In the output, qSample is the name of queryPeak and qLen is the the number of peaks in queryPeak. N_OL is the number of overlap between queryPeak and targetPeak.
# If simplify is set to FALSE, extra information including source_name, extract_protocol, description, data_processing and submission_date will be incorporated.
hg19 <-getGEOInfo(genome="hg19", simplify=TRUE)
head(hg19)
## series_id gsm organism
## 111 GSE16256 GSM521889 Homo sapiens
## 112 GSE16256 GSM521887 Homo sapiens
## 113 GSE16256 GSM521883 Homo sapiens
## 114 GSE16256 GSM1010966 Homo sapiens
## 115 GSE16256 GSM896166 Homo sapiens
## 116 GSE16256 GSM910577 Homo sapiens
## title
## 111 Reference Epigenome: ChIP-Seq Analysis of H3K27me3 in IMR90 Cells; renlab.H3K27me3.IMR90-02.01
## 112 Reference Epigenome: ChIP-Seq Analysis of H3K27ac in IMR90 Cells; renlab.H3K27ac.IMR90-03.01
## 113 Reference Epigenome: ChIP-Seq Analysis of H3K14ac in IMR90 Cells; renlab.H3K14ac.IMR90-02.01
## 114 polyA RNA sequencing of STL003 Pancreas Cultured Cells; polyA-RNA-seq_STL003PA_r1a
## 115 Reference Epigenome: ChIP-Seq Analysis of H4K8ac in hESC H1 Cells; renlab.H4K8ac.hESC.H1.01.01
## 116 Reference Epigenome: ChIP-Seq Analysis of H3K4me1 in Human Spleen Tissue; renlab.H3K4me1.STL003SX.01.01
## supplementary_file
## 111 ftp://ftp.ncbi.nlm.nih.gov/geo/samples/GSM521nnn/GSM521889/suppl/GSM521889_UCSD.IMR90.H3K27me3.SK05.bed.gz
## 112 ftp://ftp.ncbi.nlm.nih.gov/geo/samples/GSM521nnn/GSM521887/suppl/GSM521887_UCSD.IMR90.H3K27ac.YL58.bed.gz
## 113 ftp://ftp.ncbi.nlm.nih.gov/geo/samples/GSM521nnn/GSM521883/suppl/GSM521883_UCSD.IMR90.H3K14ac.SK17.bed.gz
## 114 ftp://ftp.ncbi.nlm.nih.gov/geo/samples/GSM1010nnn/GSM1010966/suppl/GSM1010966_UCSD.Pancreas.mRNA-Seq.STL003.bed.gz
## 115 ftp://ftp.ncbi.nlm.nih.gov/geo/samples/GSM896nnn/GSM896166/suppl/GSM896166_UCSD.H1.H4K8ac.AY17.bed.gz
## 116 ftp://ftp.ncbi.nlm.nih.gov/geo/samples/GSM910nnn/GSM910577/suppl/GSM910577_UCSD.Spleen.H3K4me1.STL003.bed.gz
## genomeVersion pubmed_id
## 111 hg19 19829295
## 112 hg19 19829295
## 113 hg19 19829295
## 114 hg19 19829295
## 115 hg19 19829295
## 116 hg19 19829295
ChIPseeker provide function downloadGEObedFiles to download all the bed files of a particular genome.
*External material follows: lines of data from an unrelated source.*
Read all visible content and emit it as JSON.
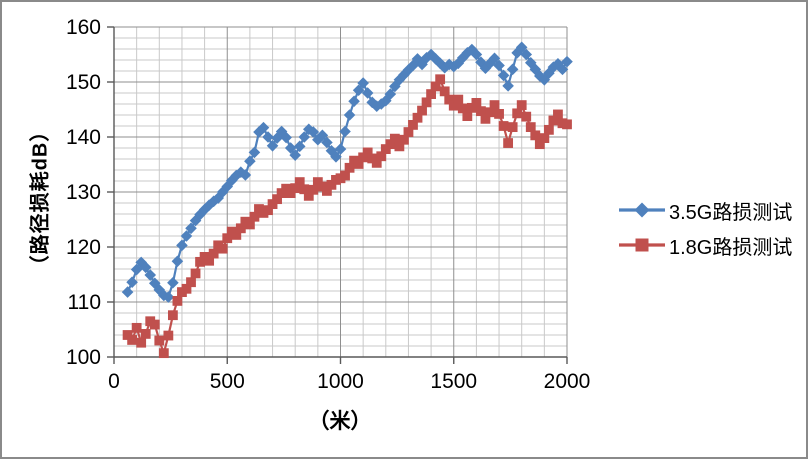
{
  "chart_data": {
    "type": "line",
    "title": "",
    "xlabel": "（米）",
    "ylabel": "（路径损耗dB）",
    "xlim": [
      0,
      2000
    ],
    "ylim": [
      100,
      160
    ],
    "x_ticks": [
      0,
      500,
      1000,
      1500,
      2000
    ],
    "y_ticks": [
      100,
      110,
      120,
      130,
      140,
      150,
      160
    ],
    "x_minor_unit": 100,
    "y_minor_unit": 2,
    "grid": "major and minor, both axes",
    "legend_position": "right",
    "colors": {
      "axis": "#595959",
      "major_grid": "#8F8F8F",
      "minor_grid": "#C9C9C9",
      "frame_border": "#8A8A8A",
      "series_blue": "#4F81BD",
      "series_red": "#C0504D"
    },
    "series": [
      {
        "name": "3.5G路损测试",
        "color": "#4F81BD",
        "marker": "diamond",
        "points": [
          [
            60,
            111.8
          ],
          [
            80,
            113.6
          ],
          [
            100,
            115.9
          ],
          [
            120,
            117.2
          ],
          [
            140,
            116.3
          ],
          [
            160,
            114.9
          ],
          [
            180,
            113.4
          ],
          [
            200,
            112.2
          ],
          [
            220,
            111.2
          ],
          [
            240,
            110.9
          ],
          [
            260,
            113.5
          ],
          [
            280,
            117.4
          ],
          [
            300,
            120.3
          ],
          [
            320,
            122.0
          ],
          [
            340,
            123.4
          ],
          [
            360,
            124.8
          ],
          [
            380,
            125.9
          ],
          [
            400,
            126.8
          ],
          [
            420,
            127.6
          ],
          [
            440,
            128.3
          ],
          [
            460,
            128.9
          ],
          [
            480,
            130.0
          ],
          [
            500,
            131.0
          ],
          [
            520,
            132.1
          ],
          [
            540,
            133.0
          ],
          [
            560,
            133.6
          ],
          [
            580,
            133.1
          ],
          [
            600,
            135.6
          ],
          [
            620,
            137.2
          ],
          [
            640,
            140.9
          ],
          [
            660,
            141.7
          ],
          [
            680,
            140.0
          ],
          [
            700,
            138.4
          ],
          [
            720,
            139.8
          ],
          [
            740,
            141.0
          ],
          [
            760,
            139.9
          ],
          [
            780,
            138.0
          ],
          [
            800,
            136.7
          ],
          [
            820,
            138.3
          ],
          [
            840,
            140.0
          ],
          [
            860,
            141.4
          ],
          [
            880,
            140.9
          ],
          [
            900,
            139.5
          ],
          [
            920,
            140.3
          ],
          [
            940,
            139.0
          ],
          [
            960,
            137.5
          ],
          [
            980,
            136.4
          ],
          [
            1000,
            137.8
          ],
          [
            1020,
            141.0
          ],
          [
            1040,
            144.0
          ],
          [
            1060,
            146.5
          ],
          [
            1080,
            148.5
          ],
          [
            1100,
            149.8
          ],
          [
            1120,
            148.0
          ],
          [
            1140,
            146.3
          ],
          [
            1160,
            145.6
          ],
          [
            1180,
            146.0
          ],
          [
            1200,
            146.6
          ],
          [
            1220,
            147.8
          ],
          [
            1240,
            149.2
          ],
          [
            1260,
            150.4
          ],
          [
            1280,
            151.3
          ],
          [
            1300,
            152.2
          ],
          [
            1320,
            153.0
          ],
          [
            1340,
            154.2
          ],
          [
            1360,
            153.2
          ],
          [
            1380,
            154.4
          ],
          [
            1400,
            155.0
          ],
          [
            1420,
            154.2
          ],
          [
            1440,
            153.4
          ],
          [
            1460,
            152.6
          ],
          [
            1480,
            153.2
          ],
          [
            1500,
            152.8
          ],
          [
            1520,
            153.4
          ],
          [
            1540,
            154.4
          ],
          [
            1560,
            155.3
          ],
          [
            1580,
            155.9
          ],
          [
            1600,
            155.0
          ],
          [
            1620,
            153.6
          ],
          [
            1640,
            152.5
          ],
          [
            1660,
            153.4
          ],
          [
            1680,
            154.3
          ],
          [
            1700,
            153.0
          ],
          [
            1720,
            151.2
          ],
          [
            1740,
            149.3
          ],
          [
            1760,
            152.3
          ],
          [
            1780,
            155.3
          ],
          [
            1800,
            156.3
          ],
          [
            1820,
            155.0
          ],
          [
            1840,
            153.5
          ],
          [
            1860,
            152.3
          ],
          [
            1880,
            151.1
          ],
          [
            1900,
            150.4
          ],
          [
            1920,
            151.6
          ],
          [
            1940,
            152.7
          ],
          [
            1960,
            153.3
          ],
          [
            1980,
            152.3
          ],
          [
            2000,
            153.7
          ]
        ]
      },
      {
        "name": "1.8G路损测试",
        "color": "#C0504D",
        "marker": "square",
        "points": [
          [
            60,
            104.0
          ],
          [
            80,
            103.1
          ],
          [
            100,
            105.3
          ],
          [
            120,
            102.6
          ],
          [
            140,
            104.2
          ],
          [
            160,
            106.5
          ],
          [
            180,
            105.9
          ],
          [
            200,
            103.0
          ],
          [
            220,
            100.7
          ],
          [
            240,
            103.9
          ],
          [
            260,
            107.6
          ],
          [
            280,
            110.2
          ],
          [
            300,
            111.8
          ],
          [
            320,
            112.4
          ],
          [
            340,
            113.6
          ],
          [
            360,
            115.2
          ],
          [
            380,
            117.3
          ],
          [
            400,
            118.2
          ],
          [
            420,
            117.5
          ],
          [
            440,
            118.8
          ],
          [
            460,
            120.3
          ],
          [
            480,
            119.7
          ],
          [
            500,
            121.6
          ],
          [
            520,
            122.8
          ],
          [
            540,
            122.2
          ],
          [
            560,
            123.4
          ],
          [
            580,
            124.6
          ],
          [
            600,
            124.1
          ],
          [
            620,
            125.5
          ],
          [
            640,
            126.9
          ],
          [
            660,
            126.2
          ],
          [
            680,
            126.7
          ],
          [
            700,
            127.8
          ],
          [
            720,
            128.7
          ],
          [
            740,
            129.8
          ],
          [
            760,
            130.6
          ],
          [
            780,
            129.8
          ],
          [
            800,
            130.7
          ],
          [
            820,
            131.8
          ],
          [
            840,
            130.5
          ],
          [
            860,
            129.3
          ],
          [
            880,
            130.4
          ],
          [
            900,
            131.8
          ],
          [
            920,
            131.0
          ],
          [
            940,
            130.2
          ],
          [
            960,
            131.3
          ],
          [
            980,
            132.2
          ],
          [
            1000,
            132.5
          ],
          [
            1020,
            133.0
          ],
          [
            1040,
            134.4
          ],
          [
            1060,
            135.7
          ],
          [
            1080,
            135.1
          ],
          [
            1100,
            136.3
          ],
          [
            1120,
            137.2
          ],
          [
            1140,
            136.1
          ],
          [
            1160,
            135.3
          ],
          [
            1180,
            136.5
          ],
          [
            1200,
            137.8
          ],
          [
            1220,
            138.7
          ],
          [
            1240,
            139.7
          ],
          [
            1260,
            138.3
          ],
          [
            1280,
            139.5
          ],
          [
            1300,
            140.9
          ],
          [
            1320,
            142.2
          ],
          [
            1340,
            143.5
          ],
          [
            1360,
            144.8
          ],
          [
            1380,
            146.3
          ],
          [
            1400,
            147.8
          ],
          [
            1420,
            149.2
          ],
          [
            1440,
            150.5
          ],
          [
            1460,
            148.3
          ],
          [
            1480,
            146.8
          ],
          [
            1500,
            145.7
          ],
          [
            1520,
            146.8
          ],
          [
            1540,
            145.2
          ],
          [
            1560,
            143.8
          ],
          [
            1580,
            145.3
          ],
          [
            1600,
            146.2
          ],
          [
            1620,
            144.7
          ],
          [
            1640,
            143.3
          ],
          [
            1660,
            144.5
          ],
          [
            1680,
            145.8
          ],
          [
            1700,
            144.2
          ],
          [
            1720,
            142.0
          ],
          [
            1740,
            138.9
          ],
          [
            1760,
            141.8
          ],
          [
            1780,
            144.3
          ],
          [
            1800,
            145.8
          ],
          [
            1820,
            143.7
          ],
          [
            1840,
            141.8
          ],
          [
            1860,
            140.3
          ],
          [
            1880,
            138.7
          ],
          [
            1900,
            139.8
          ],
          [
            1920,
            141.3
          ],
          [
            1940,
            143.0
          ],
          [
            1960,
            144.1
          ],
          [
            1980,
            142.5
          ],
          [
            2000,
            142.3
          ]
        ]
      }
    ]
  }
}
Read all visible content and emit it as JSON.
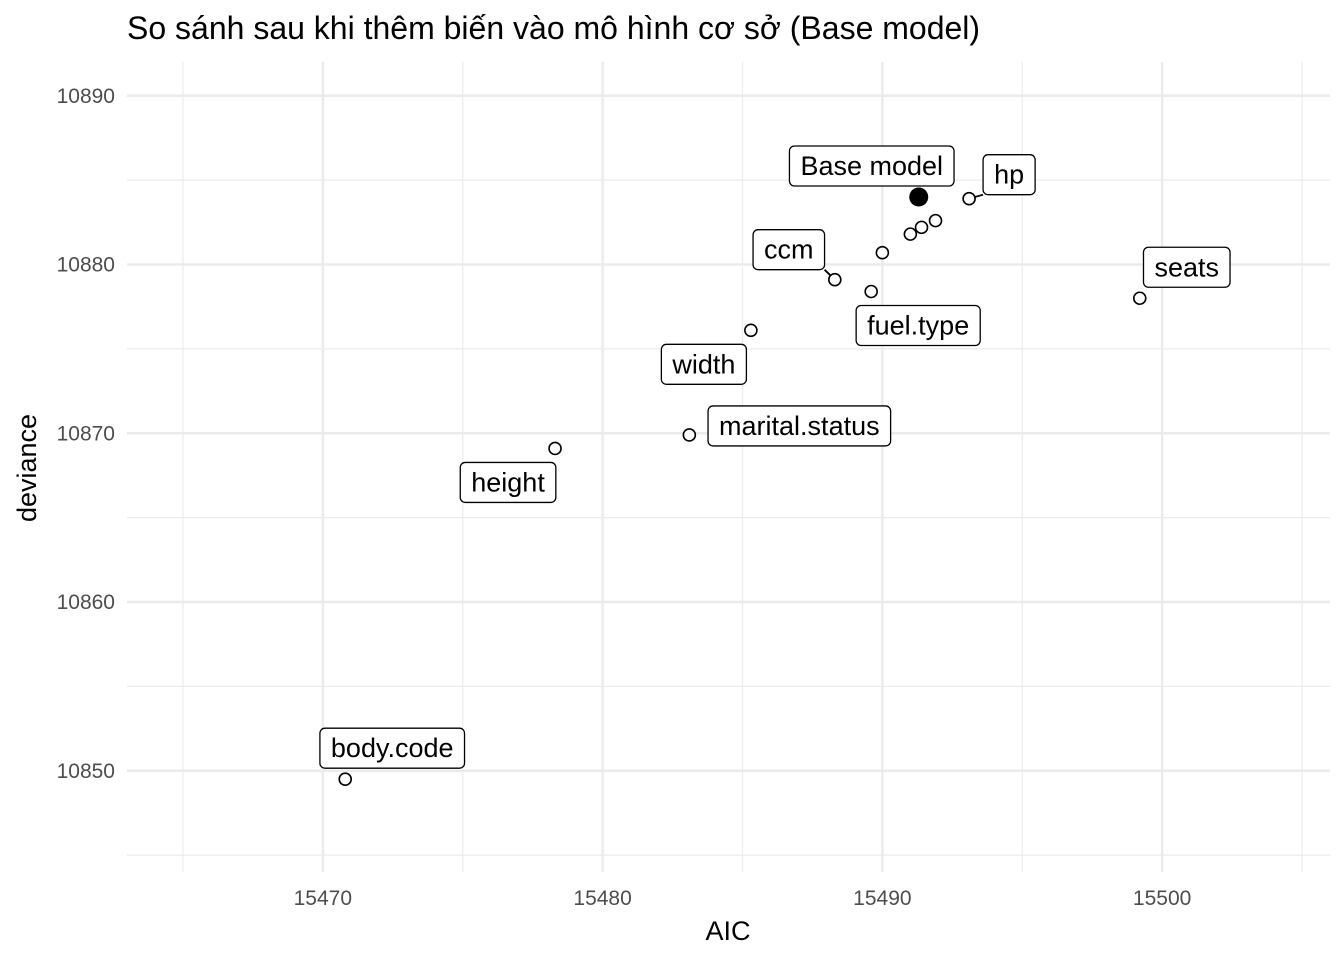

After download the bed files from GEO, we can pass them to enrichPeakOverlap for testing the significant of overlap. Parameter targetPeak can be the folder, e.g. hg19, that containing bed files. enrichPeakOverlap will parse the folder and compare all the bed files. It is possible to test the overlap with bed files that are mapping to different genome or different genome versions, enrichPeakOverlap provide a parameter chainFile that can pass a chain file and liftOver the targetPeak to the genome version consistent with queryPeak.
Signifcant overlap can be use to generate hypothesis of cooperative regulation.By mining the data deposited in GEO, we can identify some putative complex or interacted regulators in gene expression regulation or chromsome remodelling for further validation.